The attitude also results in a sort of "poisoning the well" for other Christian traditions. As I go through a deconstruction process I find it difficult to consider taking part in non conservative Christian denominations. My upbringing has habituated me into thinking that if you're not a conservative Christian then you might as well be an atheist, which is clearly an uncharitable way of thinking about it (and perhaps also insulting to atheists).
Side note, I remember the whole "don't speak Japanese" incident. I was a new kid at the time, and while I appreciated the attempt to be more inclusive of non-Japanese speakers by only speaking English (at least that's the explanation I remember the teachers gave) it struck me as odd at the time that it implied I didn't have some responsibility to learn Japanese while living in Japan. And definitely looking back at it now, it reeks of colonization.
I was a communications major at my university. I had been taught that there were semantic and pragmatic ambiguity in our communication which is why having and understanding context mattered. I understood shades of color and hated how we debated people, both sides wanted to debate. I hate debate and love conversation. I'm an artist in a scientific theological discussion.

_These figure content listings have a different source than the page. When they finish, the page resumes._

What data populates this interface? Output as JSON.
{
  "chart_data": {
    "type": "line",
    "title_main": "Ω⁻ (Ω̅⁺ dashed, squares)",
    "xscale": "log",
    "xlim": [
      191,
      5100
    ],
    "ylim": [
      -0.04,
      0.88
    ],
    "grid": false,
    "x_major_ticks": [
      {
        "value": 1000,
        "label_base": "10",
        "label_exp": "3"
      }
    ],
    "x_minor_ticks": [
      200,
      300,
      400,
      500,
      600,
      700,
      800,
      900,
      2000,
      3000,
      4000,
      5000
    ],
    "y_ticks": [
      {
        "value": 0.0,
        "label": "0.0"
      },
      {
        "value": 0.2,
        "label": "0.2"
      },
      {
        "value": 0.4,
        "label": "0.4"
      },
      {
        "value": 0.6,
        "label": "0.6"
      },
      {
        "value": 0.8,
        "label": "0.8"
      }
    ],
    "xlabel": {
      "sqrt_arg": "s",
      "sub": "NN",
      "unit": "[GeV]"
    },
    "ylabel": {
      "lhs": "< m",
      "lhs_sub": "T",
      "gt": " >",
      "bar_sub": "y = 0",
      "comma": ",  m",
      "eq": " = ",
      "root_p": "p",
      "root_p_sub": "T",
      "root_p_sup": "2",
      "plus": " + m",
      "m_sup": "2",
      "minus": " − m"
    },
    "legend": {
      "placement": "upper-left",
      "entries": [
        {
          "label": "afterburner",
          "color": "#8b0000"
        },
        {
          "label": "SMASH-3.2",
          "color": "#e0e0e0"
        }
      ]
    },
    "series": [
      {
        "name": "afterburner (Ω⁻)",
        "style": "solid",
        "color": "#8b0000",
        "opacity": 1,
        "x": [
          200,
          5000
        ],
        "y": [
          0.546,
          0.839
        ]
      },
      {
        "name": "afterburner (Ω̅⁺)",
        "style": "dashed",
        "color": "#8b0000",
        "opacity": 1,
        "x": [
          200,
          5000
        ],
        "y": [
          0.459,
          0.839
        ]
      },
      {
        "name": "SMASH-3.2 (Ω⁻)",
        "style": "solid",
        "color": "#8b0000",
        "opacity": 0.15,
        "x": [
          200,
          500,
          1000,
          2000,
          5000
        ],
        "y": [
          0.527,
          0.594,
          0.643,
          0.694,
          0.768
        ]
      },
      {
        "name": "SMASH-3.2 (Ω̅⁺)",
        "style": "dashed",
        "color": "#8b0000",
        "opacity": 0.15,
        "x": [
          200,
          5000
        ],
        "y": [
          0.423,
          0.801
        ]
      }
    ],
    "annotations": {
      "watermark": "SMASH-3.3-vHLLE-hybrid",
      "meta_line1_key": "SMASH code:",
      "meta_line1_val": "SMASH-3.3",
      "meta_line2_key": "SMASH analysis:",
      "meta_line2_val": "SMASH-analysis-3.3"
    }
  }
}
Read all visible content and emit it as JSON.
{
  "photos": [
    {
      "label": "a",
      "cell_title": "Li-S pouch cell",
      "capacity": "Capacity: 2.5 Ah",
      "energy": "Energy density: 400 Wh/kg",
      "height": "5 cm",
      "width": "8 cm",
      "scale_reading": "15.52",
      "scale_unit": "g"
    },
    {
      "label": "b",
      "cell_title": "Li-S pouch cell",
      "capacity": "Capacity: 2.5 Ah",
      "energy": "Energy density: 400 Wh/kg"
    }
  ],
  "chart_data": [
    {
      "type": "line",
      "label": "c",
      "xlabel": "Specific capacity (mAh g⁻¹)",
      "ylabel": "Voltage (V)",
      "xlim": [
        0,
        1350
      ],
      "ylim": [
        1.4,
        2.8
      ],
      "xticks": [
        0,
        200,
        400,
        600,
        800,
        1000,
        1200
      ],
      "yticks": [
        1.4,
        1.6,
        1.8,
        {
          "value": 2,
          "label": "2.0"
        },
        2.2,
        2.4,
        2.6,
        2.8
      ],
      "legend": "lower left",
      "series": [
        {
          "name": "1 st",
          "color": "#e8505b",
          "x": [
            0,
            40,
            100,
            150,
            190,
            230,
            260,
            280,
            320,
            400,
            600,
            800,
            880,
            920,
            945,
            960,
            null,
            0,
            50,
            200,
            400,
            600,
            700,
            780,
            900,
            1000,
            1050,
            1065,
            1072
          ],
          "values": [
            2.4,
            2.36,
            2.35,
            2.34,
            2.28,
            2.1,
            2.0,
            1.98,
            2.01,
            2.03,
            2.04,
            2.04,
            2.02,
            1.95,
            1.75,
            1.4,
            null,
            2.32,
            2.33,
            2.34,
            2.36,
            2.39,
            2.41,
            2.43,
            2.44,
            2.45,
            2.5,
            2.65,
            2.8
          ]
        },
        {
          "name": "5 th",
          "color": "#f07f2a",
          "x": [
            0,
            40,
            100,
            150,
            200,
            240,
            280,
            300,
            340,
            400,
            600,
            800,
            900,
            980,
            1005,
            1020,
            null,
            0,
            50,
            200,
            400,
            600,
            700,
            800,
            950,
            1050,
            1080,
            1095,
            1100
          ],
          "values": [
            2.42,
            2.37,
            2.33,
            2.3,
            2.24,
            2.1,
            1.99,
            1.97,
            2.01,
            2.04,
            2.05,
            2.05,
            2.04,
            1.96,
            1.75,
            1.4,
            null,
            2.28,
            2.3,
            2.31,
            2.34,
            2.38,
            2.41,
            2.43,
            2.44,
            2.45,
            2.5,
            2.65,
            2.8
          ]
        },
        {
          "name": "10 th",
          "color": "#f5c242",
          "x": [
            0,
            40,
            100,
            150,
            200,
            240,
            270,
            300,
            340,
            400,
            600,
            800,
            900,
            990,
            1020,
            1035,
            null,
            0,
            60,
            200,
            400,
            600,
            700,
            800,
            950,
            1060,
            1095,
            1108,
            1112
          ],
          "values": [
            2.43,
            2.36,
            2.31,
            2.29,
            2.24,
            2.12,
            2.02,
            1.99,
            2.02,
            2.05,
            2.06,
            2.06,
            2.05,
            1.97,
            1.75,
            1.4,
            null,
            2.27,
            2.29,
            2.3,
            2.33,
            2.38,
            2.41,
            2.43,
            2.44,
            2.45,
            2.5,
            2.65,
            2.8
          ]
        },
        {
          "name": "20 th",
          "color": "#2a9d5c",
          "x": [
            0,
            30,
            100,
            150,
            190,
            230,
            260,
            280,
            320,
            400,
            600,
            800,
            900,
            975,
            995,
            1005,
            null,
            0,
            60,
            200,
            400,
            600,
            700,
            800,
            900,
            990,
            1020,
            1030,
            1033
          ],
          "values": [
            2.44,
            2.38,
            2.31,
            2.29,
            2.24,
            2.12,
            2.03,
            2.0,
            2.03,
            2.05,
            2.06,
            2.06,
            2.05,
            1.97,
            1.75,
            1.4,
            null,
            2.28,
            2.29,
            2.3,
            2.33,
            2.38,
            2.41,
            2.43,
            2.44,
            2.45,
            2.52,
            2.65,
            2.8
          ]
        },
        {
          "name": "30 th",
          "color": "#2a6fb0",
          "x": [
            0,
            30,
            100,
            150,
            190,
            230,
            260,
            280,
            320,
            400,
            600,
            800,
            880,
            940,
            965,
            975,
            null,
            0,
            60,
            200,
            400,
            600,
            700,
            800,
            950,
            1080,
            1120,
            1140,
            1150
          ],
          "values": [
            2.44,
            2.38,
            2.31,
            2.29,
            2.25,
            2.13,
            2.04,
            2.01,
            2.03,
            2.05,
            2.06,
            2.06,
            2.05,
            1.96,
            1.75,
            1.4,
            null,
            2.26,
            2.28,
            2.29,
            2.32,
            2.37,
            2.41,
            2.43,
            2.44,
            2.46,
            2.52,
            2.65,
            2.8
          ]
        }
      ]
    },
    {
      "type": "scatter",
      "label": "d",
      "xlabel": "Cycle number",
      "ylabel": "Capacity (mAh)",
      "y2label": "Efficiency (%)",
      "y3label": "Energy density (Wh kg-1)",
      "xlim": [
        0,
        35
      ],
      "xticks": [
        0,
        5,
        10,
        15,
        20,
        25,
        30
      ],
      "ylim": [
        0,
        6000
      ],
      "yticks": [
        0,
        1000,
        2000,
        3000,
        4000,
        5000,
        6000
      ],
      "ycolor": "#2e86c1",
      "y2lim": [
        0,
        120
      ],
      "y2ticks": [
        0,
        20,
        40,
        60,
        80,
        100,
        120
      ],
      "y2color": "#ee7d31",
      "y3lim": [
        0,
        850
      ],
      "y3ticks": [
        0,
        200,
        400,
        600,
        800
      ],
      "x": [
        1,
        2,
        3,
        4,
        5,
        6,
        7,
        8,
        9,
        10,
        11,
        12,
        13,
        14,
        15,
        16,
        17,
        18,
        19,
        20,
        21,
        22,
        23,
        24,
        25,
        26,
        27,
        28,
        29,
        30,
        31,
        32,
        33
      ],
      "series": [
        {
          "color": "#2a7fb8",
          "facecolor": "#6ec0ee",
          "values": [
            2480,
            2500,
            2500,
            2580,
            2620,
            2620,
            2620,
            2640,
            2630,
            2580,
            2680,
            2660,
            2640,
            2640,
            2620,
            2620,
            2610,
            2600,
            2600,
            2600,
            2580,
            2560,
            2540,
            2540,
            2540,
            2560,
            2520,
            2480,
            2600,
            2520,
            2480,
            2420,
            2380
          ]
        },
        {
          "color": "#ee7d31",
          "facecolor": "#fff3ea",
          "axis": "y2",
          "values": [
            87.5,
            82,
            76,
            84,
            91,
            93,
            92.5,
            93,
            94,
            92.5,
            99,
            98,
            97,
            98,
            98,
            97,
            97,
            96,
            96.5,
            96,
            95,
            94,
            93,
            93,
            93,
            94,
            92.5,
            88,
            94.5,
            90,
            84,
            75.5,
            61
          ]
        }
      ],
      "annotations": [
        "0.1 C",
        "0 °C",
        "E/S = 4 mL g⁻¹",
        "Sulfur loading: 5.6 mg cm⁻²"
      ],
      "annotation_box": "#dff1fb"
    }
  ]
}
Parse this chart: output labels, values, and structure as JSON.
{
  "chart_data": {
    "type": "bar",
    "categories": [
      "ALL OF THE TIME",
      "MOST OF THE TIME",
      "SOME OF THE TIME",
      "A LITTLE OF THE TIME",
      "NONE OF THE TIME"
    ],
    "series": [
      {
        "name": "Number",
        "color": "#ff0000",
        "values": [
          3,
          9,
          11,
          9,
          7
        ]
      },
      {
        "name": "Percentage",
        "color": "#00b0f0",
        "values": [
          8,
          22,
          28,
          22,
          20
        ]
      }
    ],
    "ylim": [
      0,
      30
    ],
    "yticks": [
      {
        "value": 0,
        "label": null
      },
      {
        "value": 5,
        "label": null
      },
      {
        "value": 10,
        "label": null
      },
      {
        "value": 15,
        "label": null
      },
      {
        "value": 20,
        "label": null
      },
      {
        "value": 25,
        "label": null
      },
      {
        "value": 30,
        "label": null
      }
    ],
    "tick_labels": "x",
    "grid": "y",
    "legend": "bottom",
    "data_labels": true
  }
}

I helped lead a summer missions trip to London about 10 years ago through a large US based ministry. One thing our local staff mentioned to us was to be careful not to tell the ministry partners/donors or post pictures of us doing ministry at places like the pub. I understood what they were talking about because ministry was supposed to be a Holy looking experience. We're ministering in our (US) based context, in a church or other holy setting, like the Holy Starbucks. But for our British staff and students, it was quite commonplace to meet at a pub for ministry and fellowship. Thankfully our students understood it was how we ministered in local context. I understood the ministry perspective and probably couldn't explain or give context to those partners/donors. So I followed not posting pictures or telling people some of our activities.
I think like you I also try to see the world and ministry and evangelism as very colorful. It was really controversial and frustrating trying to tell American students and my fellow staff, who were supposed to be very international minded as we were an international student ministry, that I was ok helping students think in scales of 1-10 that if they were anywhere between, say 5, that it was OK and you couldn't make their friends jump to 10 without the scale moving 6-9. We wanted "results" and that presenting a 4 point Gospel presentation completely to a decision and we just let people go if they weren't a 10, or even a 1. The middle where so many people were was the biggest group our organization struggled to minister to.
I loved being with those middle students, who if and when they came to faith understood it's a journey and it's ok to not be between 1-10. Their faith I believed would be stronger because they had a chance to experience color. It was ok to ask questions and invite others to journey with them.
Anyway, I hope some of my scramble of thoughts made sense. I look forward to hearing more and participating in sharing my own experiences in decolonizing my experience in two different majority cultures.